UK Site of Special Scientific Interest

Cantley Marshes is a 272.1 ha biological Site of Special Scientific Interest south-east of Norwich in Norfolk, England. It is managed by the Royal Society for the Protection of Birds, It is part of the Broadland Ramsar site and Special Protection Area, The Broads Special Area of Conservation and the Mid-Yare National Nature Reserve. It is located southwest of the village of Cantley.

This protected area is adjacent to another protected area called Yare Broads and Marshes SSSI, and so is part of a wider area of protection.

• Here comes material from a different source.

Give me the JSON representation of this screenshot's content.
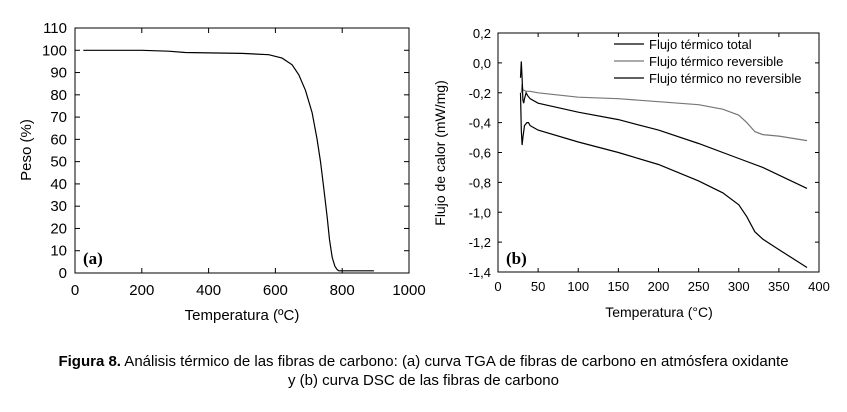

This site in the Yare valley is mainly species-rich grazing marsh with areas of wet alder carr and tall herb fen along the river bank. Invertebrates include two nationally rare dragonflies, and the marshes have several important breeding bird species and an internationally important population of wintering wigeon.

The dykes in this protected area support a diversity of aquatic plants including sharp-leaved pondweed, whorled water milfoil, greater water parsnip, hairlike pondweed, blunt leaved pondweed, lesser water plantain, flat-stalked pondweed, soft hornwort and floating clubrush. In the fen near the River Yare, the plant marsh sowthistle is also found.

Dragonfly species recorded in this protected area include the norfolk hawker and the scarce chaser.